Soil acidity accelerates soil organic matter decomposition in Cryptomeria japonica stands and Chamaecyparis obtusa stands

Background and aims Research has focused on behavior of particulate organic matter (POM) and mineral-associated organic matter (MAOM) in acidic soils, but little attention has been given to the effects of tree species and vertical distribution of these components. With the ultimate aim of preserving soil organic matter, this study clarifies POM and MAOM status throughout the soil profiles of Cryptomeria japonica stands and Chamaecyparis obtusa stands.Methods In 11 C. japonica stands and 7 C. obtusa stands with contrasting soil acidities (i.e., acid buffering capacities, ABC), we collected soil samples from three depths (0-10, 10-20, 20-40 cm) that were then density-fractionated into a light fraction (LF) mainly with POM, middle fraction (MF) mainly with MAOM, and heavy fraction with scarce MAOM. Alkali-extractable compounds within LF and MF were investigated by using fluorescence excitation emission matrices-parallel factor analysis.Results Although POM content was similar between the ABCs for both tree species, MAOM content in the low-ABC soils was higher (C. japonica) or lower (C. obtusa) than in the high-ABC soils. Principal component analysis discriminated fluorescence components in terms of their origin, oxidative degradation, and decomposed structure.
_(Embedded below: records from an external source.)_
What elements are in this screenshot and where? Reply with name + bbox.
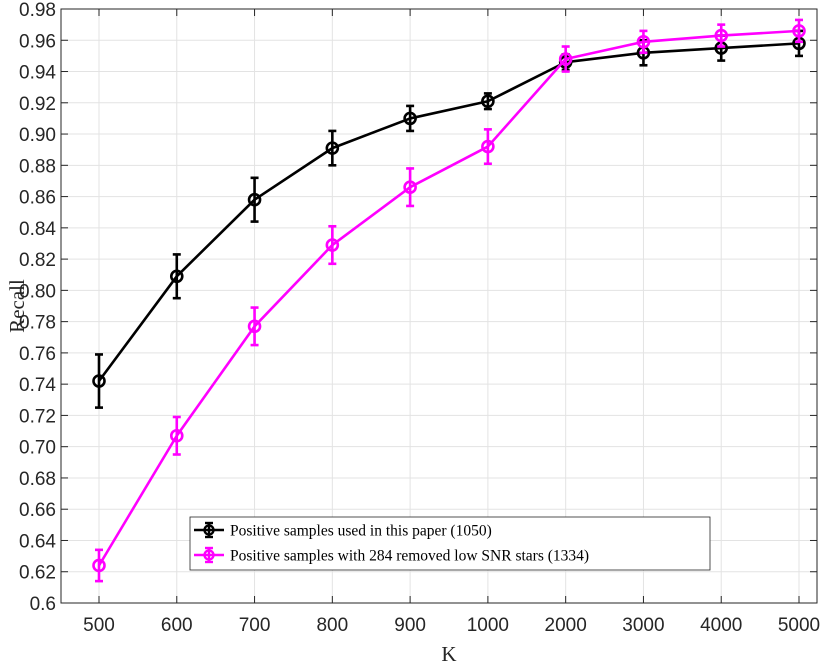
data-point (558, 52, 573, 66)
series-line-2 (97, 29, 800, 567)
x-tick-label: 5000 (778, 615, 820, 636)
grid (61, 8, 817, 604)
y-tick-label: 0.76 (19, 344, 56, 365)
legend-label: Positive samples used in this paper (105… (230, 523, 492, 540)
y-tick-label: 0.6 (30, 594, 56, 615)
data-point (92, 558, 106, 573)
x-tick-label: 600 (161, 615, 193, 636)
y-tick-label: 0.68 (19, 469, 56, 490)
x-tick-label: 3000 (622, 615, 664, 636)
data-point (714, 28, 729, 43)
legend-entries: Positive samples used in this paper (105… (194, 521, 589, 565)
y-tick-label: 0.80 (19, 281, 56, 302)
series-group (92, 18, 806, 583)
legend-box (189, 516, 711, 571)
plot-frame (60, 8, 818, 604)
data-point (325, 238, 340, 252)
x-tick-label: 700 (239, 615, 271, 636)
x-tick-label: 800 (316, 615, 348, 636)
legend: Positive samples used in this paper (105… (189, 516, 711, 571)
data-point (247, 319, 262, 334)
y-tick-label: 0.92 (19, 94, 56, 115)
y-tick-label: 0.88 (19, 156, 56, 177)
y-tick-label: 0.96 (19, 31, 56, 52)
data-point (636, 35, 651, 49)
y-tick-label: 0.94 (19, 63, 56, 84)
x-tick-label: 500 (83, 615, 115, 636)
data-point (169, 428, 184, 443)
data-point (481, 139, 495, 154)
y-tick-label: 0.70 (19, 438, 56, 459)
data-point (325, 141, 340, 155)
data-point (403, 180, 417, 194)
x-tick-label: 4000 (700, 615, 742, 636)
y-tick-label: 0.64 (19, 531, 56, 552)
data-point (403, 111, 417, 126)
y-axis: 0.6 0.62 0.64 0.66 0.68 0.70 0.72 0.74 0.76 0.78 0… (19, 0, 817, 615)
y-tick-label: 0.82 (19, 250, 56, 271)
x-tick-label: 1000 (467, 615, 509, 636)
y-tick-label: 0.84 (19, 219, 56, 240)
y-tick-label: 0.74 (19, 375, 56, 396)
y-axis-title: Recall (5, 279, 29, 333)
legend-label: Positive samples with 284 removed low SN… (230, 548, 589, 565)
legend-marker (203, 524, 215, 536)
data-point (169, 269, 184, 284)
series-line-1 (97, 42, 800, 382)
y-tick-label: 0.62 (19, 563, 56, 584)
x-axis: 500 600 700 800 900 1000 2000 3000 4000 5000 (83, 9, 820, 636)
x-axis-title: K (441, 642, 456, 666)
x-tick-label: 900 (394, 615, 426, 636)
y-tick-label: 0.78 (19, 313, 56, 334)
y-tick-label: 0.90 (19, 125, 56, 146)
y-tick-label: 0.72 (19, 406, 56, 427)
data-point (792, 24, 806, 38)
legend-marker (203, 549, 215, 561)
y-tick-label: 0.66 (19, 500, 56, 521)
y-tick-label: 0.98 (19, 0, 56, 21)
plot-area (61, 9, 817, 603)
data-point (92, 374, 106, 388)
x-tick-label: 2000 (545, 615, 587, 636)
data-point (481, 94, 495, 109)
y-tick-label: 0.86 (19, 188, 56, 209)
data-point (247, 192, 262, 207)
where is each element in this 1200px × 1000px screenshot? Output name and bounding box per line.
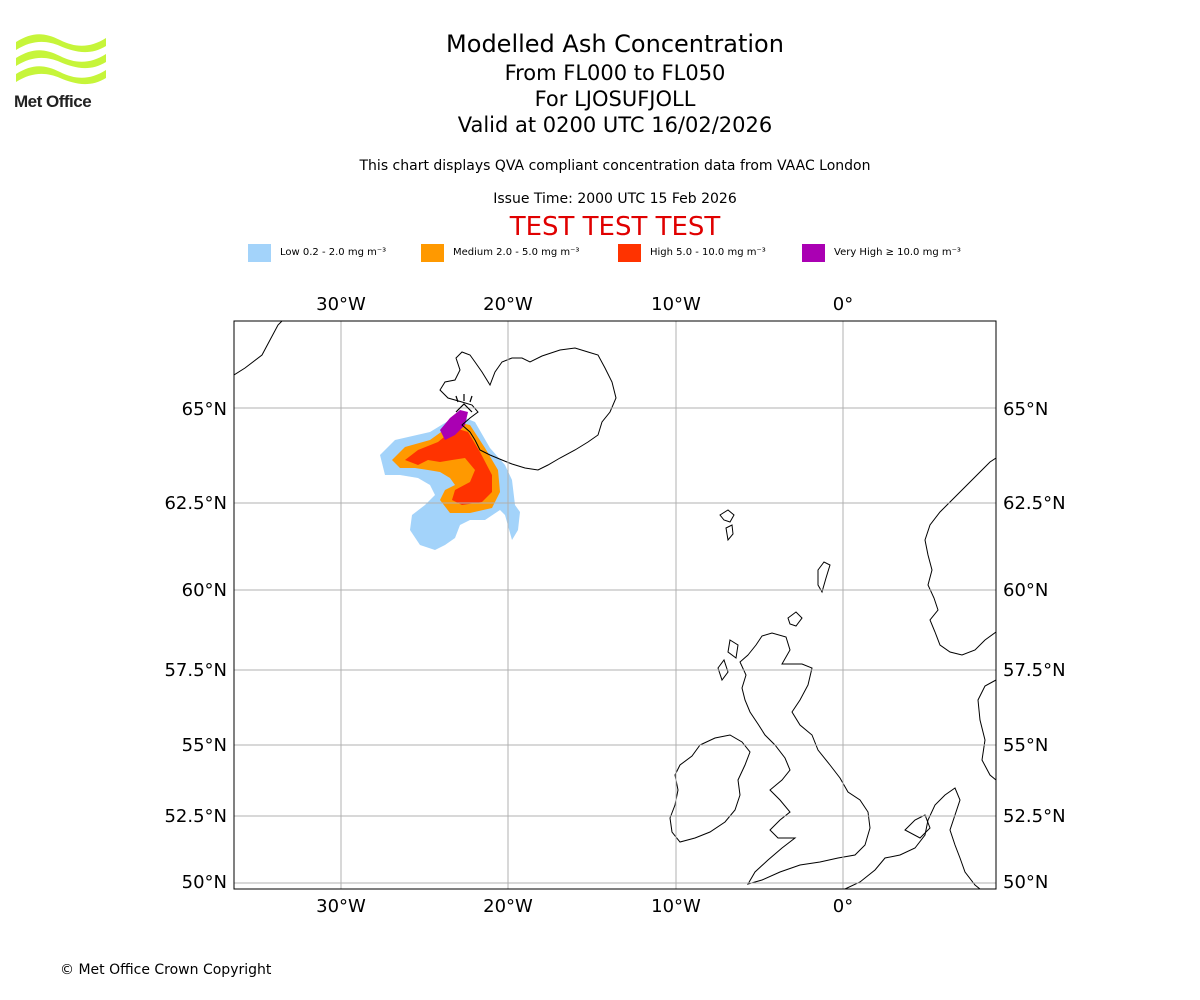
gridlines	[234, 321, 996, 889]
issue-time: Issue Time: 2000 UTC 15 Feb 2026	[493, 191, 737, 207]
lat-label-left-60n: 60°N	[182, 580, 227, 601]
volcano-marker	[455, 394, 473, 413]
lat-label-left-65n: 65°N	[182, 399, 227, 420]
lat-label-left-55n: 55°N	[182, 735, 227, 756]
lat-label-right-62-5n: 62.5°N	[1003, 493, 1066, 514]
lon-label-top-10w: 10°W	[651, 294, 701, 315]
legend-swatch-medium	[421, 244, 444, 262]
chart-title: Modelled Ash Concentration	[446, 30, 784, 58]
legend-swatch-high	[618, 244, 641, 262]
coastlines	[234, 321, 996, 889]
lat-label-right-60n: 60°N	[1003, 580, 1048, 601]
legend-label-very-high: Very High ≥ 10.0 mg m⁻³	[834, 247, 961, 258]
legend-swatch-very-high	[802, 244, 825, 262]
ash-area-high	[405, 428, 492, 505]
lon-label-bottom-0: 0°	[833, 896, 853, 917]
legend-swatch-low	[248, 244, 271, 262]
lat-label-left-50n: 50°N	[182, 872, 227, 893]
lon-label-bottom-30w: 30°W	[316, 896, 366, 917]
lon-label-top-0: 0°	[833, 294, 853, 315]
lat-label-left-62-5n: 62.5°N	[164, 493, 227, 514]
lat-label-left-57-5n: 57.5°N	[164, 660, 227, 681]
lat-label-left-52-5n: 52.5°N	[164, 806, 227, 827]
legend-label-high: High 5.0 - 10.0 mg m⁻³	[650, 247, 766, 258]
logo-text: Met Office	[14, 92, 92, 111]
ash-area-very-high	[440, 410, 468, 440]
map-frame	[233, 320, 997, 890]
lat-label-right-65n: 65°N	[1003, 399, 1048, 420]
test-banner: TEST TEST TEST	[509, 212, 721, 242]
lat-label-right-55n: 55°N	[1003, 735, 1048, 756]
flight-level-range: From FL000 to FL050	[504, 61, 726, 85]
chart-title-block: Modelled Ash Concentration From FL000 to…	[315, 28, 915, 138]
lat-label-right-52-5n: 52.5°N	[1003, 806, 1066, 827]
legend-label-medium: Medium 2.0 - 5.0 mg m⁻³	[453, 247, 580, 258]
valid-time: Valid at 0200 UTC 16/02/2026	[457, 113, 773, 137]
copyright-notice: © Met Office Crown Copyright	[60, 962, 272, 978]
lon-label-bottom-20w: 20°W	[483, 896, 533, 917]
legend-label-low: Low 0.2 - 2.0 mg m⁻³	[280, 247, 387, 258]
compliance-note: This chart displays QVA compliant concen…	[359, 158, 871, 174]
lon-label-top-30w: 30°W	[316, 294, 366, 315]
met-office-logo: Met Office	[14, 30, 110, 114]
lat-label-right-50n: 50°N	[1003, 872, 1048, 893]
lon-label-bottom-10w: 10°W	[651, 896, 701, 917]
met-office-waves-icon	[16, 34, 106, 85]
lon-label-top-20w: 20°W	[483, 294, 533, 315]
lat-label-right-57-5n: 57.5°N	[1003, 660, 1066, 681]
volcano-name: For LJOSUFJOLL	[534, 87, 696, 111]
Based on these characteristics, POM in the low-ABC soils was more oxidatively degraded than that in the high-ABC soils, whereas MAOM in the low-ABC soils was more plant-derived/highly-decomposed (C. japonica) and more microbially metabolized (C. obtusa) throughout the profiles.Conclusion Our findings revealed that POM and MAOM were more decomposed due to the soil acidity in C. japonica stands and C. obtusa stands, respectively.